Ten of the 16 ST74 isolates were observed in GH2. They shared the same pulsotype 32, produced the identical β-lactamases and PMQR (CTX-M-15, TEM-1, QnrB1, and AAC(6’)-Ib-cr) and 8 of them produced OXA-48. It appears that the spread of blaOXA-48 in E. cloacae was mainly due to an epidemic strain.

Discussion

Although FQ use has been reported recently as a risk factor for infections due to carbapenem-resistant K. pneumoniae (Hussein et al., 2009), French guidelines for urinary tract infection treatment stated that FQ remains the first line treatment for pyelonephritis due to non-producing or producing-ESBL but FQ-susceptible enterobacterial isolates. These guidelines should help to decrease unnecessary carbapenem use to treat ESBL-producing enterobacterial isolates. So, we decided to study FQ resistance mechanisms in Enterobacteriaceae isolates non-susceptible to carbapenems in North-Eastern France: (i) we determined carbapenem susceptibility and β-lactamase detection; (ii) we characterized PMQR and mutations in QRDR for E. cloacae; and (iii) we defined the population structure of E. cloacae isolates.

β-Lactam Resistance Determinants

Carbapenemases were not the major determinant leading to decrease susceptibility to carbapenems in E. cloacae isolates. Nonetheless, OXA-48 was the most prevalent carbapenamase. All the strains co-harboring OXA-48 and CTX-M-15 were susceptible to carbapenems but ertapenem, with MICs close to the breakpoints.
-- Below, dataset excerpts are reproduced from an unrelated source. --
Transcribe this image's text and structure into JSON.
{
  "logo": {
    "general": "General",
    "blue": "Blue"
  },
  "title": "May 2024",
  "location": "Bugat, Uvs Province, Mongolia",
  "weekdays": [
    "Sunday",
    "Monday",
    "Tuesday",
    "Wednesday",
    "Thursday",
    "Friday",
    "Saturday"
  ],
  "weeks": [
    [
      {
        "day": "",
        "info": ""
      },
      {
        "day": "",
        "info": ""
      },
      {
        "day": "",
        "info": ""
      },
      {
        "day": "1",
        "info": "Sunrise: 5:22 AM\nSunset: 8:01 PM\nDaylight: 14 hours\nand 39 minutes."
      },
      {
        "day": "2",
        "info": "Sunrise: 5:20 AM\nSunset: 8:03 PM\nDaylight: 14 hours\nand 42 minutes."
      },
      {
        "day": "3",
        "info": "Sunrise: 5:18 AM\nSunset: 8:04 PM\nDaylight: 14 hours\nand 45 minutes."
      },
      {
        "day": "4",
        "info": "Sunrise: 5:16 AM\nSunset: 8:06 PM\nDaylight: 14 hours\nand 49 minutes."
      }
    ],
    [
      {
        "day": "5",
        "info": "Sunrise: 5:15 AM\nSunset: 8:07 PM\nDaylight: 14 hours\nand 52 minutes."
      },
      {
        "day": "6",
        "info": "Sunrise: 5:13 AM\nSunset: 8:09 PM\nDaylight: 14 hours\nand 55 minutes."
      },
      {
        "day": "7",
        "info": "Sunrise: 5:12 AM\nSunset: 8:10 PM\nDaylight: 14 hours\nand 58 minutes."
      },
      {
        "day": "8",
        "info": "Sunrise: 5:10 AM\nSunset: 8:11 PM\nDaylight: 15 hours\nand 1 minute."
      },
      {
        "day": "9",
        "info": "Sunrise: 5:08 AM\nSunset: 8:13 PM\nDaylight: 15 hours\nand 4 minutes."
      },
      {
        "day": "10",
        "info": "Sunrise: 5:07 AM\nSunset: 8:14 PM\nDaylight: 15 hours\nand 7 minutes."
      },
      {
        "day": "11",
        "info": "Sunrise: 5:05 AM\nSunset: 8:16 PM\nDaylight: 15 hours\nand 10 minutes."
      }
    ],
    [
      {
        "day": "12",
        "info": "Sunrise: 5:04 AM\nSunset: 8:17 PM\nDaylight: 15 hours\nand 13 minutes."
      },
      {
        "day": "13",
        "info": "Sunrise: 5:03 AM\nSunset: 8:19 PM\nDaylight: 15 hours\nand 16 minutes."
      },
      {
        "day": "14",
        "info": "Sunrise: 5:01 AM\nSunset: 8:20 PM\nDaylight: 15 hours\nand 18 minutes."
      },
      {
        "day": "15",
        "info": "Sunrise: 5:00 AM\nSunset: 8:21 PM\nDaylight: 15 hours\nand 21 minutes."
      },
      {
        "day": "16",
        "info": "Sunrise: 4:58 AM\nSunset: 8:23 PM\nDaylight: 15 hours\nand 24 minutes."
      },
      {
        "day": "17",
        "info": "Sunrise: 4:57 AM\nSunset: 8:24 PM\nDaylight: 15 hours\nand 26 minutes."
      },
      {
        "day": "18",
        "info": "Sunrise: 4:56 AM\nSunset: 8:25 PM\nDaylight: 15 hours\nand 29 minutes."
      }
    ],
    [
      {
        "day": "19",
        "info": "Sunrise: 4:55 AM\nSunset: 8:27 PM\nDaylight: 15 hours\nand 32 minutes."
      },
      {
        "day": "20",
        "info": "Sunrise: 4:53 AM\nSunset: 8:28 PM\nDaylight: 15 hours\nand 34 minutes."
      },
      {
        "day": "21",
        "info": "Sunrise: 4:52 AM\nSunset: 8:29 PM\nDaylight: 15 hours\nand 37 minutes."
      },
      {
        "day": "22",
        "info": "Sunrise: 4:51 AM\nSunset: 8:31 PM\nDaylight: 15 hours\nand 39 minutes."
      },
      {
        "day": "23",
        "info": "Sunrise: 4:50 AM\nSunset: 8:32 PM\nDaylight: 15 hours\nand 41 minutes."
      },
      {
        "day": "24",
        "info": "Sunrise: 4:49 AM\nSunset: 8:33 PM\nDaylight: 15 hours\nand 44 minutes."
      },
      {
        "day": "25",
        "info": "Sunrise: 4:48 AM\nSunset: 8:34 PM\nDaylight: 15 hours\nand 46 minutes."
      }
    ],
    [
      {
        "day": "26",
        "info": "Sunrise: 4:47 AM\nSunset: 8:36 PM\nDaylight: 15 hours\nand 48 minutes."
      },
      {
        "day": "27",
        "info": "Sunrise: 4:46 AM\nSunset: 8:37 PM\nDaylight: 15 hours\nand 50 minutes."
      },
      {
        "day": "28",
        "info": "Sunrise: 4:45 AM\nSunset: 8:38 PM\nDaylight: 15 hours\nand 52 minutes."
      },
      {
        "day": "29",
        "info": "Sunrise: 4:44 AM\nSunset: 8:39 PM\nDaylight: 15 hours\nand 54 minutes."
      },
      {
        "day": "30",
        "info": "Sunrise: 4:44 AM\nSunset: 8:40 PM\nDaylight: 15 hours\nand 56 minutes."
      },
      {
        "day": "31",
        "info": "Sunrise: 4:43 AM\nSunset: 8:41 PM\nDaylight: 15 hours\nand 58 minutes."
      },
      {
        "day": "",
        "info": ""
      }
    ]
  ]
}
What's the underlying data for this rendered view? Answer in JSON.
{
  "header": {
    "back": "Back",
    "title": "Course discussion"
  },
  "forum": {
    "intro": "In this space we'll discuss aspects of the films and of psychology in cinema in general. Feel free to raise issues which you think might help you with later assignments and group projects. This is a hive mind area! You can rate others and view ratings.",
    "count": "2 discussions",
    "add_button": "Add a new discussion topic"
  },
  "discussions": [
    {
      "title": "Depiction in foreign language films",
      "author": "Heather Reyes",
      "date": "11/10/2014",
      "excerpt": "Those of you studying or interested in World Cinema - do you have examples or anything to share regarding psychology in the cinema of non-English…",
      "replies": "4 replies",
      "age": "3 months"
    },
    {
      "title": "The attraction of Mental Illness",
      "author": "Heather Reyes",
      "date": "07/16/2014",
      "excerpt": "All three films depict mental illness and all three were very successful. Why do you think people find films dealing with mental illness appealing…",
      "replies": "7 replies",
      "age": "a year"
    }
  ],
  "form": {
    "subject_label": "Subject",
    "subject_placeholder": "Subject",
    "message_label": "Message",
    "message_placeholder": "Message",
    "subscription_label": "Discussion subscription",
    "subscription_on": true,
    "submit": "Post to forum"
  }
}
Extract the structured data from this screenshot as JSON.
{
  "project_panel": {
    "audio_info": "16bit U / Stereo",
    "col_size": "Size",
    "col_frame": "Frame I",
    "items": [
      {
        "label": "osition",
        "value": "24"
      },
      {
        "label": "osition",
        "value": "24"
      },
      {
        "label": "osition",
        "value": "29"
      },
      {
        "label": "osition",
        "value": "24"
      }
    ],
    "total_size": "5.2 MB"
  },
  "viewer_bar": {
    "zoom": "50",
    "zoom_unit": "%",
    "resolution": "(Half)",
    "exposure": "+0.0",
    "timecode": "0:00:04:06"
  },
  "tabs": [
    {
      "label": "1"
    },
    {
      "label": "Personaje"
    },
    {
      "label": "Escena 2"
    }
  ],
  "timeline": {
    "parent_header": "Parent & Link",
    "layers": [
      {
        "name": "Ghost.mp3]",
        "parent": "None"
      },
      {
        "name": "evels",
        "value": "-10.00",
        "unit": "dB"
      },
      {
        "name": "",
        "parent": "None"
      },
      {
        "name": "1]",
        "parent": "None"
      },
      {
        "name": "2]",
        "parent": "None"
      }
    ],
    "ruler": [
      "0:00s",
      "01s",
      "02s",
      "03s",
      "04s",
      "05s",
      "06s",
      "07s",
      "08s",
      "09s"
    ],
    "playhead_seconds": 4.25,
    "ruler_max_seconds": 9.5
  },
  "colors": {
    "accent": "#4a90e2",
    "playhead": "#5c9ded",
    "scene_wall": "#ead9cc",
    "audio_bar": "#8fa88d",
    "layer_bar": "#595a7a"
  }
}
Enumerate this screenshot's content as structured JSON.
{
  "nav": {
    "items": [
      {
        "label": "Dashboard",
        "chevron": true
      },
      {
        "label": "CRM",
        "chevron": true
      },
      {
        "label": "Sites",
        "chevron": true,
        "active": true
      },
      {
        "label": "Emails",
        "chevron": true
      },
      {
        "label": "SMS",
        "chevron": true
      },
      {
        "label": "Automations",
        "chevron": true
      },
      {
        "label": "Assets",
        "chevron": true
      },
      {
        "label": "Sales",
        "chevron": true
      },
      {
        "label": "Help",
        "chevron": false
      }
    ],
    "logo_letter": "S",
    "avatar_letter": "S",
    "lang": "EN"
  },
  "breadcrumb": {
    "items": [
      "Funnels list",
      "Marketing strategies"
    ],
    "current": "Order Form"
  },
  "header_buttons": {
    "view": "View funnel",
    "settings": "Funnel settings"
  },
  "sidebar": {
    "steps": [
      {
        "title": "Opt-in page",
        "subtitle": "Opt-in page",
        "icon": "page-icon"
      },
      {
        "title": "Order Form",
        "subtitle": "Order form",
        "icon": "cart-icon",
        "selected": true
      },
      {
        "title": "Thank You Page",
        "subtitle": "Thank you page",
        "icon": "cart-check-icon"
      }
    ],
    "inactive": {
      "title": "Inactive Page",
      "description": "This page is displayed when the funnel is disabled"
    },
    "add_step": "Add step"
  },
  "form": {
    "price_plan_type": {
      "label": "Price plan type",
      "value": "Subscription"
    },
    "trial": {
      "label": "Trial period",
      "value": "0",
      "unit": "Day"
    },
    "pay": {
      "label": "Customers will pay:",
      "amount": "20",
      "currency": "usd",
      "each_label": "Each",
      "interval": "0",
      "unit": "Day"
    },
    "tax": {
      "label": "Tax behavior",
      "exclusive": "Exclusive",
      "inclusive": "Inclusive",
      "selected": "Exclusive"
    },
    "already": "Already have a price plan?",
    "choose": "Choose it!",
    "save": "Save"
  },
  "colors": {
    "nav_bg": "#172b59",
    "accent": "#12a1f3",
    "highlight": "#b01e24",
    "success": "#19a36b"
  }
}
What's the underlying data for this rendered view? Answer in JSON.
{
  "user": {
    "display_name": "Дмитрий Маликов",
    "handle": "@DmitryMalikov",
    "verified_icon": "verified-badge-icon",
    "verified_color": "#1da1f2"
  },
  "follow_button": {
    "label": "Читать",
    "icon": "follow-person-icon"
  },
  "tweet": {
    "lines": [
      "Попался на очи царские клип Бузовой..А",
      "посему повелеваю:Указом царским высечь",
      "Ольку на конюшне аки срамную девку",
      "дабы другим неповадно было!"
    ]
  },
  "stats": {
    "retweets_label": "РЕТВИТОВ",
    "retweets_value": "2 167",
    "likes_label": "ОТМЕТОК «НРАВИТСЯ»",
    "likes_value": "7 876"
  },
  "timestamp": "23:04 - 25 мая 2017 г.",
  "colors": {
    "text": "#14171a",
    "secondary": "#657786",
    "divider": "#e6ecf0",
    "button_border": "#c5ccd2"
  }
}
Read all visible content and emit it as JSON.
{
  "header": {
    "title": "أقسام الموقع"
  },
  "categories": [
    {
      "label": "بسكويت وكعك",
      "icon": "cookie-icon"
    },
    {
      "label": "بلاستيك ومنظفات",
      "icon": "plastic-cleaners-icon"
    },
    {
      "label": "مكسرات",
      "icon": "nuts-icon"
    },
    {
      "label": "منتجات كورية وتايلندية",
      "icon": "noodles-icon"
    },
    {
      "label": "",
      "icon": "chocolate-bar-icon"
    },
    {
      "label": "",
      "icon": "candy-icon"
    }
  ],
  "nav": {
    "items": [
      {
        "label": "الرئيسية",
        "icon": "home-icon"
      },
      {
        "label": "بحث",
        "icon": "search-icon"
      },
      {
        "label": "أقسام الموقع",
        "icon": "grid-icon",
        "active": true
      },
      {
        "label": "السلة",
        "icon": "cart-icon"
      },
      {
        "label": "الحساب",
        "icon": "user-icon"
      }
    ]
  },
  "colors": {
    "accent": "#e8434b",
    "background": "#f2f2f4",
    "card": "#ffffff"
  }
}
But interestingly, contribution of efflux and/or reduced outer membrane permeability was important in those strains. Reports about carbapenem non-susceptibility of E. cloacae were scarce and OXA-48-producing E. cloacae were rarely reported (Hammoudi et al., 2014; Majewski et al., 2014; Pantel et al., 2014). Then, the amount of OXA-48 E. cloacae isolates in our study showed increase of this carbapenemase in this species in France. In opposite to Hammoudi et al. (2014) report in Lebanon, carbapenemase production is not the major cause of carbapenem non-susceptibility in our isolates. The part played by ESBL or AmpC was previously reported and DHA-1 has been shown to reduce imipenem activity combined with loss of porins (Mammeri et al., 2010). This latter point is underscored by our results showing combination of overexpressed efflux and outer membrane impermeability for all the strains we sampled.

FQ Resistance Determinants

To our knowledge, few epidemiological studies have recently reported data about PMQR and/or substitutions in QRDR in E. cloacae, while huge data are available for E. coli. Majority of the E. cloacae isolates harbored a FQ-R determinant. E. cloacae isolates carried in the same proportion either substitutions in QRDR only (37%), or association of PMQR and substitutions in QRDR (36%). Very few isolates produced PMQR solely (5%). These findings are different from those reported by Ferjani et al. (2014) stating that E. cloacae strains, isolated in 2010 in Tunisia, carried predominantly qnr genes (50%) but less substitutions in QRDR (50%). Recently, it has been shown that E. cloacae non-susceptible to carbapenem isolated in China from 2009 to 2012 were highly PMQR carriers (68.9%), but no data about QRDR were available (Huang et al., 2012). Our results about efflux and outer membrane permeability confirmed that reduced outer membrane permeability and increased efflux are an important mechanism of FQ resistance in E. cloacae, as previously reported for this specie (Davin-Regli and Pagès, 2015; Li et al., 2015). Moreover as suggested by Davin-Regli and Pagès (2015) this particular property could be an asset for spreading in hospitals. We did not test all the strains for impermeability but regarding of the results we obtained from the sampled strains, overexpression of efflux pumps might be consider as a major resistance determinant in E. cloacae (Davin-Regli and Pagès, 2015). It has been proposed that OmpC disappears before OmpF in E. aerogenes in the presence of selective pressure from antibiotics and could be extend to other Enterobacteriaceae {de Champs et al., 1993ce, Lavigne et al., 2013wz}. It is noteworthy that our results are in agreement with this statement except for one strain, which lacked OmpF and had a decreased expression of OmpC. Similar results have been also reported for E. cloacae without any clear information about this discrepancy {Doumith et al., 2009ks}.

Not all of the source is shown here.